Verslag vergadering Commissie voor Cultuur, Jeugd, Sport en Media
Vraag om uitleg over de Vereniging Vlaamse Jeugddiensten (VVJ) en het label Kindvriendelijke steden en gemeenten
Verslag
Mevrouw Soens heeft het woord.
De Vereniging Vlaamse Jeugddiensten (VVJ) houdt zich onder andere bezig met het aanbieden van vormingen, biedt lokale ondersteuning aan provincies, gemeentes en regionale overlegorganen en zorgt voor visieontwikkeling voor lokale participatie. Kortom, een uitgebreid en belangrijk takenpakket, zeker voor onze lokale besturen.
Minister, in uw beleidsnota lazen we dat u het project Kindvriendelijke steden en gemeenten verder wilt uitbouwen. Uiteraard kan onze fractie daar volledig achter staan. Dat zei ik ook al tijdens de bespreking van de beleidsnota. Recent is besloten dat de VVJ de coördinatie van dit project krijgt. De beheersovereenkomst van de organisatie zou hieraan worden aangepast.
Bij de begroting kreeg deze organisatie echter een bittere pil te slikken: een besparing van 12 procent, zijnde 75.000 euro van haar budget. Twee voltijdsequivalenten zullen daardoor niet worden vervangen. De VVJ moest dus op zoek gaan naar een manier om hetzelfde takenpakket te doen met minder middelen. Een organisatie die met personeelstekort kampt, krijgt er nu nog een project bij.
Veel steden en gemeenten willen meedingen naar het label Kindvriendelijke steden en gemeenten, en terecht. Ook gemeenten die het label al kregen, een zevental ondertussen, hebben nood aan verdere opvolging en ondersteuning. De VVJ wordt nu geconfronteerd met een moeilijke keuze. Ofwel knippen ze in kwaliteit en voldoen ze niet aan de doelstellingen uit de beheersovereenkomst, ofwel moeten ze hun medewerkers tot op hun tandvlees laten werken.
Bovendien wordt er aan de ene kant bespaard op het lokale jeugdbeleid door onder andere de inkanteling van de lokale subsidies en de verminderde inhoudelijke ondersteuning door de VVJ, maar wordt aan de andere kant het ondersteunen van lokale participatie net belangrijker en wordt het project Kindvriendelijke steden en gemeenten terecht verder uitgebouwd, opnieuw door dezelfde VVJ. We kunnen ons dan ook afvragen wat er zal gebeuren als de regionale ondersteuning van jeugddiensten en jeugdraden vanuit de provincie verdwijnt.
Minister, bent u zich bewust van de problemen waar de VVJ mee kampt? Hebt u overleg gehad over de aanpassing van de beheersovereenkomst? Ziet u mogelijkheden om aan de problemen waarmee ze kampen, tegemoet te komen?

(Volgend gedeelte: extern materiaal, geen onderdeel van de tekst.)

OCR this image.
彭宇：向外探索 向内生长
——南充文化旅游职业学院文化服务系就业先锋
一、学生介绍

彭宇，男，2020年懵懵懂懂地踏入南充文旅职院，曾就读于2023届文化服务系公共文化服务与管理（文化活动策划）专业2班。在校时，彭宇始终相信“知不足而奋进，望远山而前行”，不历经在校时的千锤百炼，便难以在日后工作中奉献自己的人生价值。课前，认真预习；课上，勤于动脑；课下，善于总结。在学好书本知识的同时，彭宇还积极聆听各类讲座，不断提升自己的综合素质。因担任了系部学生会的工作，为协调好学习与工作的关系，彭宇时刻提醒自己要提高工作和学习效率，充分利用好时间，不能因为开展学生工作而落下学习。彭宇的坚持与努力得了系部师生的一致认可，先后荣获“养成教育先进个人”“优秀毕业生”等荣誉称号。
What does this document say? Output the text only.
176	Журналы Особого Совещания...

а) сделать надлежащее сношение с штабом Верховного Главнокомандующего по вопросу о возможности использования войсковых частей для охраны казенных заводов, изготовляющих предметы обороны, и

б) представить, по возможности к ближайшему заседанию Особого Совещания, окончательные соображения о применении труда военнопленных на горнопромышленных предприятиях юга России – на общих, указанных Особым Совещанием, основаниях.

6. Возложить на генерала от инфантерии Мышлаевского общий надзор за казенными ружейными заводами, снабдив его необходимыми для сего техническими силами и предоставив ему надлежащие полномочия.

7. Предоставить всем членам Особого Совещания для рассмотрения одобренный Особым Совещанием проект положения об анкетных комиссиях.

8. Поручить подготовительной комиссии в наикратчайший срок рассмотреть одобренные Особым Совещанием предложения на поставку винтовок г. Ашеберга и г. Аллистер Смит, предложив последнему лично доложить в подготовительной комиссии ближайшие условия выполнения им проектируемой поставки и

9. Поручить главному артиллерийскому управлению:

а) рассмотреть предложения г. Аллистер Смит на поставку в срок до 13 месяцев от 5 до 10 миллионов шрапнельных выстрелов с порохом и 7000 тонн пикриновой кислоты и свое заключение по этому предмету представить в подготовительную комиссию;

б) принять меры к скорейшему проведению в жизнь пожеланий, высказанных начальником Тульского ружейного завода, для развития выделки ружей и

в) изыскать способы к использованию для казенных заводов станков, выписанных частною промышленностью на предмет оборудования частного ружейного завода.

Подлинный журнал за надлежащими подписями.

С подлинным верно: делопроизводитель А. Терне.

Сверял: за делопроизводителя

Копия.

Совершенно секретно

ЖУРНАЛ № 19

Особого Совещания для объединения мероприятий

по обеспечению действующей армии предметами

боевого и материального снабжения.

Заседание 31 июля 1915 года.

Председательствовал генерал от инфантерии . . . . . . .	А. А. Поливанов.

Mevrouw Van Eetvelde heeft het woord.
De VVJ moeten we niet meer voorstellen. We weten allemaal goed over welke vereniging het gaat. We weten dat de VVJ door de Vlaamse overheid wordt beschouwd als een belangrijke tussenschakel tussen het Vlaamse en het lokale niveau. Het kan ook worden verwacht dat de VVJ, gelet op het aankomende proces van de zesde staatshervorming, nog aan belang zal winnen voor het Vlaamse jeugdbeleid om vanuit Vlaanderen de lokale jeugddiensten te bereiken.
Daarnaast vernemen we ook dat, in uitvoering van de beleidsdoelstelling om in te zetten op de uitrol van het label Kindvriendelijke steden en gemeenten wordt gekeken naar de VVJ om te zorgen voor de nodige begeleiding. U weet dat wij de uitrol van dat label sterk verdedigen en ondersteunen. De VVJ heeft dit project samen met de steden en gemeenten opgestart en ondersteund en inhoudelijk is het dan ook zeker niet onlogisch dat we in de richting van de VVJ kijken om die taak verder op zich te nemen.
Minister, tijdens het begrotingsdebat gaf u aan dat, in uitvoering van het regeerakkoord, de keuze werd gemaakt om in beperkte mate te besparen op de middelen die bestemd zijn om in te zetten op het terrein en een zwaardere inspanning op te leggen aan de ondersteunende structuren. Zo gaf u aan dat De Ambrassade en de VVJ in 2015 worden geconfronteerd met een besparing van 20 procent.
In een bijlage bij de begrotingsbespreking werd de aan de VVJ opgelegde besparing verder geconcretiseerd. Op het oude luik van de VVJ wordt 20 procent bespaard en op het oude luik Karuur wordt slechts 0,5 procent bespaard. U weet dat wij die algemene beleidskeuze ondersteunen om de beschikbare middelen maximaal in te zetten op het terrein en zodoende wat extra te besparen op de ondersteunende structuren. Binnen die algemene beleidskeuze is het dan de taak van de ondersteunende structuren om te analyseren of de taken op de meest efficiënte manier worden uitgevoerd.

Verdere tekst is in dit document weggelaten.